Koh's work has been associated with New Gothic Art. In nothingtoodoo, his first solo show at the Mary Boone Gallery, Koh, "dressed in white pajamalike clothes, slowly circl[es] a beautiful cone-shaped pile of rocky solar salt — 8 feet high and 24 feet across — on his knees." So Roberta Smith described the work in an appreciative March 2011, review. "This is performance art reduced to a bare and relentless rite in a space that has been stripped down to a kind of temple. (Its regal proportions help.) ... Maybe the work is an extended apology for past bad-boy behavior."
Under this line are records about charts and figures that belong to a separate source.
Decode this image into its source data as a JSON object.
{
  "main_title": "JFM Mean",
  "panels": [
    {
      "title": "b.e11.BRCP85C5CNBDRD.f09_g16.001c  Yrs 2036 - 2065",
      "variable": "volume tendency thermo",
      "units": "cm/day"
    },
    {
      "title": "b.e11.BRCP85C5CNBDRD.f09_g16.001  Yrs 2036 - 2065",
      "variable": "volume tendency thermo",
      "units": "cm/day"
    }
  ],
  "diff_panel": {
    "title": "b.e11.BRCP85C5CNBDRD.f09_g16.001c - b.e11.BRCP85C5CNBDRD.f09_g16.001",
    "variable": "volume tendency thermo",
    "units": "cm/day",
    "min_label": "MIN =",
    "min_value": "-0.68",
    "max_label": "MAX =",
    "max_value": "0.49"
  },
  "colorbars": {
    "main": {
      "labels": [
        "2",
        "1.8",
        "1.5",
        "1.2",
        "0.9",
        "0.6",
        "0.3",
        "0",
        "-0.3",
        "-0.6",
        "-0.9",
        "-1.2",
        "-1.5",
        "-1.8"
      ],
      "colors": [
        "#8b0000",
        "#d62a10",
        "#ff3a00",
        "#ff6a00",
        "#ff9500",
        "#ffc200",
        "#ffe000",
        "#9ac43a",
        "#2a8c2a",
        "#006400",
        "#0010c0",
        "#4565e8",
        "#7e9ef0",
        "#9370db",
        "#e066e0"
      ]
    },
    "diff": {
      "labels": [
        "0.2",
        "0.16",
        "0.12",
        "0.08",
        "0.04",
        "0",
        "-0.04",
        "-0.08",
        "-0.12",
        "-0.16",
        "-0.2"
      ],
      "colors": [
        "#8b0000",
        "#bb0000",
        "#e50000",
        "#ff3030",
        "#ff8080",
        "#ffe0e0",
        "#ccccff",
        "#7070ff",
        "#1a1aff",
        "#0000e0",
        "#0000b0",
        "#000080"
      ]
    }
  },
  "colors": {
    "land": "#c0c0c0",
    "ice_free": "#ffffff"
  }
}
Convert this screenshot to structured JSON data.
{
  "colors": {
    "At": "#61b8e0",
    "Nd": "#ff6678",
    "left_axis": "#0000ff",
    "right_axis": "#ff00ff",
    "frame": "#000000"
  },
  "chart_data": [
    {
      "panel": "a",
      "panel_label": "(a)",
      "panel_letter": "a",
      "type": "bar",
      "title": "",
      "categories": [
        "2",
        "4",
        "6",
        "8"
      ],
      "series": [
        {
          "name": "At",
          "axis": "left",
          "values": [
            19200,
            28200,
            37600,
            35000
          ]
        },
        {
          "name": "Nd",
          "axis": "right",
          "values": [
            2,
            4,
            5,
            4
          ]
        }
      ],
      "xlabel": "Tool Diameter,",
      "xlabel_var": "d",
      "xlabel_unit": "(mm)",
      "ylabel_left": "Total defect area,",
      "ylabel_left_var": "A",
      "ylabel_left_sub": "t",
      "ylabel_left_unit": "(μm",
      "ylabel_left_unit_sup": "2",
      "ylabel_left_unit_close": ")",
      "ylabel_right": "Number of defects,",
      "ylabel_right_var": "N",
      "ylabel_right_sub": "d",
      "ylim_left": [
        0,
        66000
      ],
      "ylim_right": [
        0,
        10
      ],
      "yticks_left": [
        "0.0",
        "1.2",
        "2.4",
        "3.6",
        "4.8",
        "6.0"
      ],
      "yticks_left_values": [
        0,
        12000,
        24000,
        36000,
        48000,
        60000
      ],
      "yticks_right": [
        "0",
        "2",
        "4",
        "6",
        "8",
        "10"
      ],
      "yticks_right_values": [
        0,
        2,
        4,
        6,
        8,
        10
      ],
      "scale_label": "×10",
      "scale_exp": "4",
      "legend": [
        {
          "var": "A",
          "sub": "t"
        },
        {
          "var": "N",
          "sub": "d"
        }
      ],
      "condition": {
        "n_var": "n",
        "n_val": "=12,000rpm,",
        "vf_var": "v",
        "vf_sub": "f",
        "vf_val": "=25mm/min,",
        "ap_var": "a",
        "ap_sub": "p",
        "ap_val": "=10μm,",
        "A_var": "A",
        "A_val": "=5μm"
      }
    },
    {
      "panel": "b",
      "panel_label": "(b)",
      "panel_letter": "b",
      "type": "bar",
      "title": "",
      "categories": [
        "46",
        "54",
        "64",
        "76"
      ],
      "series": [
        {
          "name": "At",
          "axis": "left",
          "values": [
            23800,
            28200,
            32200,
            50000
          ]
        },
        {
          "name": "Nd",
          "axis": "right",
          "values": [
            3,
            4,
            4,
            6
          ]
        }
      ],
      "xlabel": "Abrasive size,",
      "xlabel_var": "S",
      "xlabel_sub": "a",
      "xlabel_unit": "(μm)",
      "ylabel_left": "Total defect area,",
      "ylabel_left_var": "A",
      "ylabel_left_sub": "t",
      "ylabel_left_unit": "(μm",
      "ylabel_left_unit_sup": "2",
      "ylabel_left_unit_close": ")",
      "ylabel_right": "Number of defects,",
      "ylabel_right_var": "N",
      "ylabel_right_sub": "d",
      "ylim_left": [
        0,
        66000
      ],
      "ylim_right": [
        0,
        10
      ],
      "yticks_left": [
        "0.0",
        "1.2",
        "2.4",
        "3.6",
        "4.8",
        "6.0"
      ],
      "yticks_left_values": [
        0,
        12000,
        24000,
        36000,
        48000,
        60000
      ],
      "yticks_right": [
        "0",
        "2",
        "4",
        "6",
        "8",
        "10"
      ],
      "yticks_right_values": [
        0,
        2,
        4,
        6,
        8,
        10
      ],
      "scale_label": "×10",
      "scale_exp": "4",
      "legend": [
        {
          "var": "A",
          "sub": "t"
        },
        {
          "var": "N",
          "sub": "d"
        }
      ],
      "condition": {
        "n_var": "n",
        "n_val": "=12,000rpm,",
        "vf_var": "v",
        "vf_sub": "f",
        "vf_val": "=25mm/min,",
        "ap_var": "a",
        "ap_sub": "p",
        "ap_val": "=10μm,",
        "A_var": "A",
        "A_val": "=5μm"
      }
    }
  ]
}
In 2008 he created the Terence Koh Show on YouTube, engaging in interviews in his home - including abstract episodes such as when he plays the video forward but audio backwards. Notable guests have included Marina Abramović, Hans Ulrich Obrist, and most recently, Lady Gaga. In the clip with Lady Gaga titled "88 pearls", Koh counts a bowl of pearls with Lady Gaga, who is wearing a costume inspired by Koh's sculpture from his project Boy By The Sea. Koh's affiliation with the pop star began at the 2010 Grammys, where Lady Gaga performed on a piano designed by Koh specifically for the occasion. In the tradition of Piero Manzoni, Koh has gold-plated and sold his own feces for a total of $500,000.00 to collectors.